Levy again challenges Yaeger in 96th District

Republican challenger looks to unseat Democratic incumbent

Ronald Levy

Ronald Levy


Republican Ronald E. Levy is challenging Democratic incumbent Patricia “Pat” Yaeger for the 96th District Missouri House seat in the November election.

Levy, who was unsuccessful two years ago in his bid to unseat Yaeger, is challenging her in the Nov. 4 election as she seeks a fourth two-year term.

Asked to identify the most important issue in the race, Levy said, “Property tax reform that abolishes reassessment and school property taxes to stop runaway taxes.”

Asked to identify the most important issue in the race, Yaeger said protecting senior citizens. Earlier this year, she voted to provide property tax relief to seniors and “will protect seniors from being taxed out of their homes by enacting additional property tax reforms.” She said she “will continue working to ensure they have access to much-needed home health-care services.”

Yaeger also supports the Missouri Prescription Drug plan to ensure seniors have affordable drugs.

Levy, 79, 4635 Candace Drive, 63123, is retired. He and his wife, Susan, have two adult daughters.

Levy served on the Bayless Board of Education from 2003 to 2004 and unsuccessfully sought the 96th District House seat in 2002 and 2004 as a Libertarian. He said he is seeking election for “property tax reform — abolish reassessment and school property taxes.”

Yaeger, 66, 719 Reed Ave., 63125, is re-tired from Schnucks Markets Inc. She has three grown children and four grandchildren.

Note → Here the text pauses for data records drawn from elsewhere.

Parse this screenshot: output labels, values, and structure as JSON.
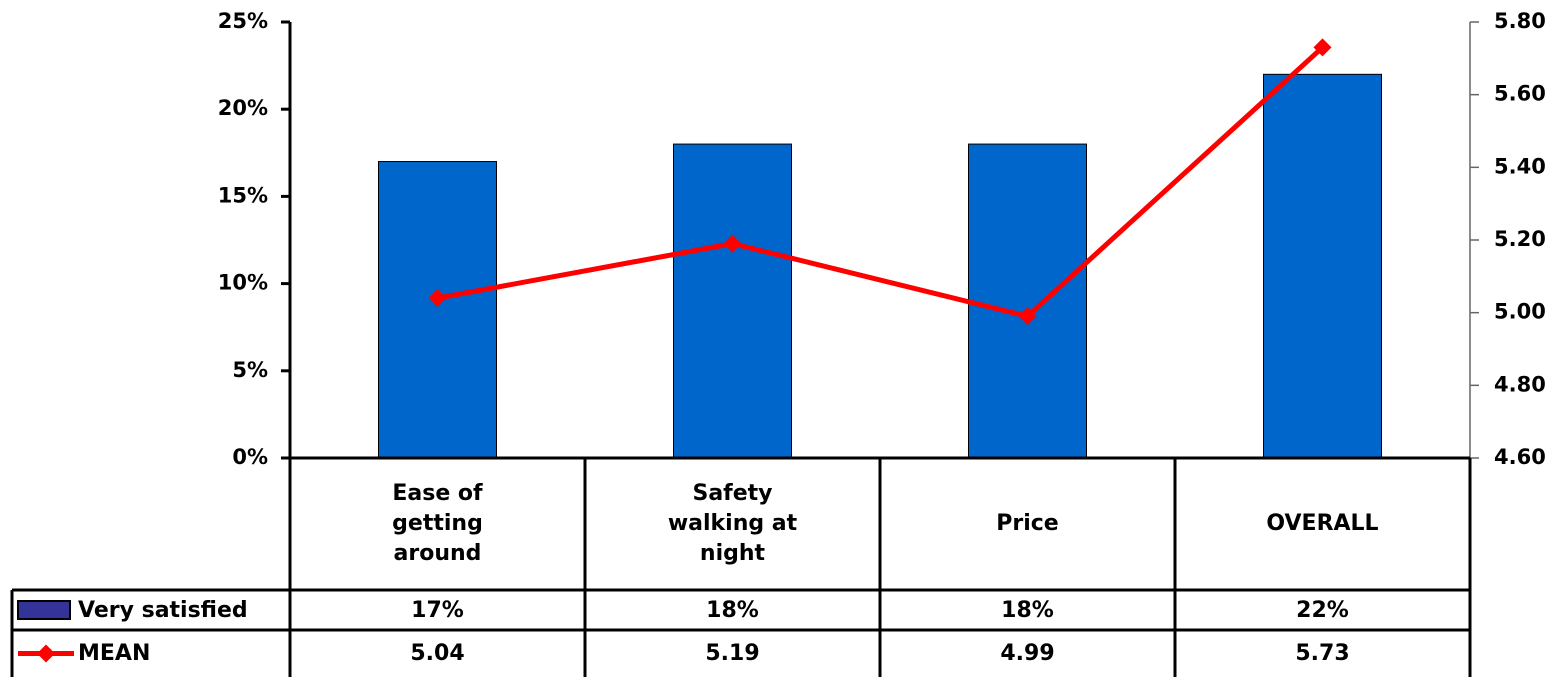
{
  "chart_data": {
    "type": "bar_line",
    "categories": [
      "Ease of getting around",
      "Safety walking at night",
      "Price",
      "OVERALL"
    ],
    "series": [
      {
        "name": "Very satisfied",
        "type": "bar",
        "color": "#0066cc",
        "values": [
          17,
          18,
          18,
          22
        ],
        "value_labels": [
          "17%",
          "18%",
          "18%",
          "22%"
        ]
      },
      {
        "name": "MEAN",
        "type": "line",
        "axis": "y2",
        "color": "#ff0000",
        "values": [
          5.04,
          5.19,
          4.99,
          5.73
        ]
      }
    ],
    "ylim": [
      0,
      25
    ],
    "yticks": [
      {
        "value": 0,
        "label": "0%"
      },
      {
        "value": 5,
        "label": "5%"
      },
      {
        "value": 10,
        "label": "10%"
      },
      {
        "value": 15,
        "label": "15%"
      },
      {
        "value": 20,
        "label": "20%"
      },
      {
        "value": 25,
        "label": "25%"
      }
    ],
    "y2lim": [
      4.6,
      5.8
    ],
    "y2ticks": [
      {
        "value": 4.6,
        "label": "4.60"
      },
      {
        "value": 4.8,
        "label": "4.80"
      },
      {
        "value": 5.0,
        "label": "5.00"
      },
      {
        "value": 5.2,
        "label": "5.20"
      },
      {
        "value": 5.4,
        "label": "5.40"
      },
      {
        "value": 5.6,
        "label": "5.60"
      },
      {
        "value": 5.8,
        "label": "5.80"
      }
    ],
    "data_table": true
  }
}
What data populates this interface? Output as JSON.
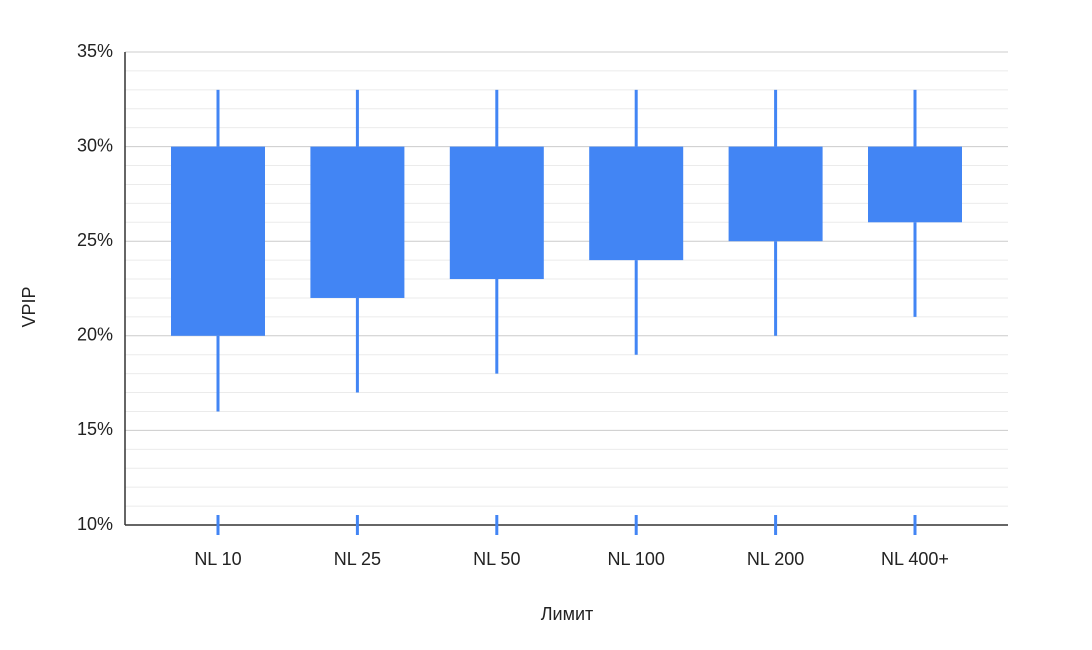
{
  "chart_data": {
    "type": "candlestick",
    "y_label": "VPIP",
    "x_label": "Лимит",
    "categories": [
      "NL 10",
      "NL 25",
      "NL 50",
      "NL 100",
      "NL 200",
      "NL 400+"
    ],
    "low": [
      16,
      17,
      18,
      19,
      20,
      21
    ],
    "open": [
      20,
      22,
      23,
      24,
      25,
      26
    ],
    "close": [
      30,
      30,
      30,
      30,
      30,
      30
    ],
    "high": [
      33,
      33,
      33,
      33,
      33,
      33
    ],
    "color": "#4285f4",
    "ylim": [
      10,
      35
    ],
    "yticks": [
      {
        "value": 10,
        "label": "10%"
      },
      {
        "value": 15,
        "label": "15%"
      },
      {
        "value": 20,
        "label": "20%"
      },
      {
        "value": 25,
        "label": "25%"
      },
      {
        "value": 30,
        "label": "30%"
      },
      {
        "value": 35,
        "label": "35%"
      }
    ],
    "minor_yticks": [
      11,
      12,
      13,
      14,
      16,
      17,
      18,
      19,
      21,
      22,
      23,
      24,
      26,
      27,
      28,
      29,
      31,
      32,
      33,
      34
    ],
    "grid": true
  }
}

Yaeger, first elected to the 96th District House seat in 2002, said she is seeking re-election because she “has practical life experiences of common sense and getting the tasks completed for the betterment of the community.”

Noting that she is “accessible to the community,” Yaeger said she “is committed to dependable constituents’ services, helping schools and non-profits apply for grants.” She also “is supportive of small businesses in assisting them with state issues.”

The candidates gave the following responses to a Call questionnaire:

What is your position on abortion?

Levy said, “Option only by forcible rape or incest or to save mother’s life.”

Yaeger said that having served in Jefferson City for the past six years, she is against abortions and her votes reflect it.

What is your position on the death penalty?

Levy said, “Yes.”

Yaeger said she “is not an advocate for the death penalty.”

What is your position on tax-increment financing?

Levy said, “No to any TIF.”

Yaeger said, “Tax-increment financing is an effective tool for the development of public improvements projects such as roads while providing incentives in the creation of high-paying jobs. We must return it to the original intent of the law like upgrading the infrastructure in our older inner-ring communities and help promote job creating projects that would not be possible without its assistance.”

Would you support placing a constitutional amendment before voters that, if approved, would repeal the supermajority requirement for school-district bond issues?

Levy said, “No.”

Noting she is opposed to raising taxes, Yaeger said she “does support the simple majority for school-district bonding and funding issues on the ballot that are not tax increases. Our schools need to upgrade and improve their buildings and facilities that would create a better learning environment for our students.”

Are changes needed to the state’s foundation formula for funding education?

Levy said, “Yes. (The) foundation formula needs to be eliminated. There should be equal funding to all students by the state.”

“The property is under assessed in some areas of Missouri,” Yaeger said, noting that she “is committed to not placing added burdens on working families and seniors to pay more than their fair share in taxes to support the school district in their community.”

Yaeger added that this is an issue she “will work on in the upcoming legislative session. St. Louis County is the jewel of the state and we have not received our proportional share of governmental funds from Jefferson City.”

Are changes needed to the law allowing Missouri citizens to carry concealed weapons?

Levy said, “No law can prevent carrying or not carrying concealed weapons by anyone.”

Noting her district voted 2-1 against this issue, Yaeger said her vote reflected her district’s stand on the issue. Yaeger also said she “wants more commitment to early intervention for first-time offenders so they will not turn into career criminals.”

Are changes needed to the state’s current Open Meetings and Records Law?

Levy said, “Yes. Open meetings should always be at regular scheduled meetings and recorded. Public comments always part of the agenda.”

Yaeger said, “There must be a delicate balance between providing the public with all the information it is entitled to have, and, at the same time, protecting the privacy of good people volunteering their time on local boards.”